Campus rape statistics have become highly politicized over the past decade. Campus feminists and rape advocates often cite figures claiming that as many as 1 in 4 college women are victims of rapes. Critiques of such high figures, including this author, argue that such statistics are based on problematic surveys that vastly overestimate rape incidence among college women.
The U.S. Justice Department’s National Institute of Justice and Bureau of Justice Statistics joined the fray recently with their report, “The Sexual Victimization of College Women.” The report is based on data obtained from interviews with college women. Like a lot of reports, the media chose to sensationalize the reports finding that 13 percent of college women said they had been stalked in the prior year, while downplaying the fact that only 1.1 percent said they had been the victim of an attempted rape, while 1.7 percent reported being victims of a completed rape in the previous year, meaning that about 1 in 33 were the victims of rape or attempted rape in the previous year.

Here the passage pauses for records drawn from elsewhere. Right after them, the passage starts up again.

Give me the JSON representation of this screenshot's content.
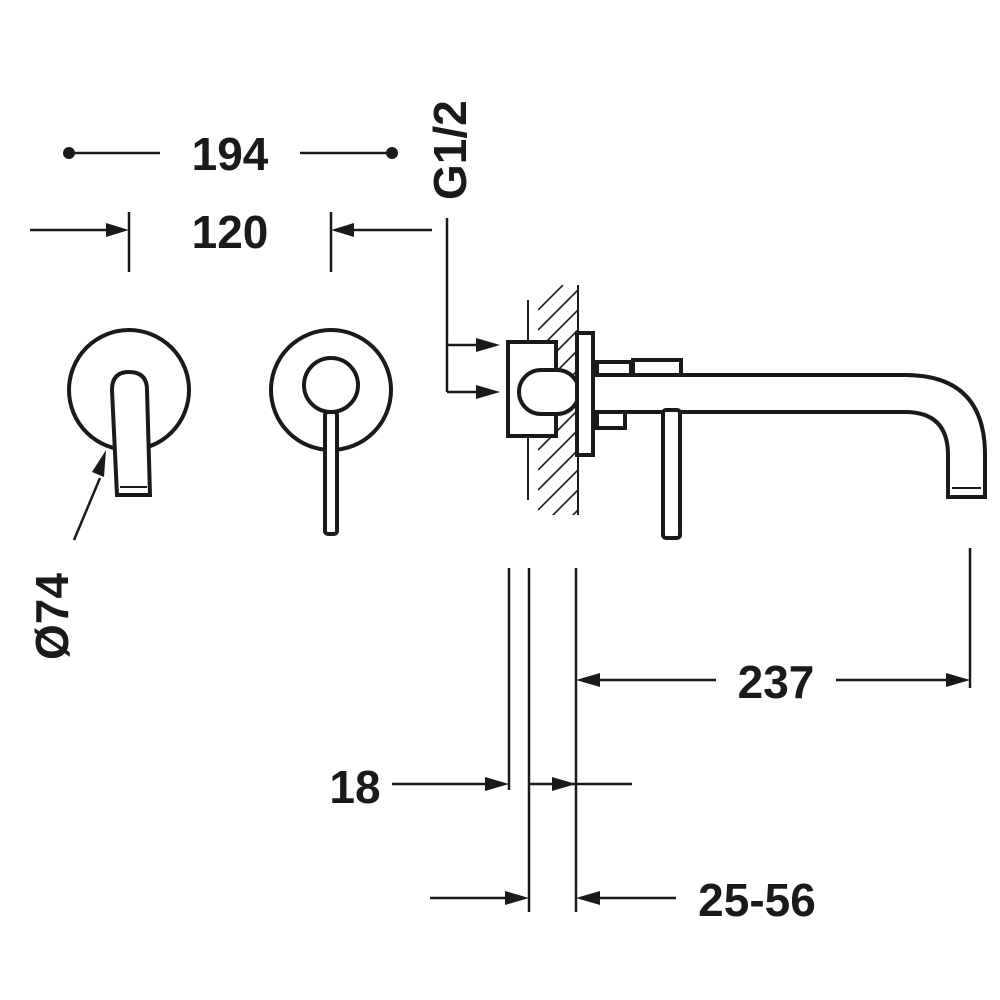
{
  "dimensions": {
    "overall_width": "194",
    "center_distance": "120",
    "thread": "G1/2",
    "rosette_diameter": "Ø74",
    "spout_projection": "237",
    "wall_plate": "18",
    "wall_range": "25-56"
  },
  "colors": {
    "line": "#1a1a1a",
    "background": "#ffffff"
  }
}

On the one hand the survey backs up other evidence that large numbers of rapes and attempted rapes go unreported to police. On the other hand it also provides evidence that many women’s advocates overestimate the incidence of rape among college women.
Which is not to diminish the extent of the problem. Based on these statistics about 1 in 14 women will be the victims of rape during a four year stay at an American university or college. This is way too high.
Source:
Rape on campus. Geraldine Sealey, ABCNews.Com, January 26, 2001.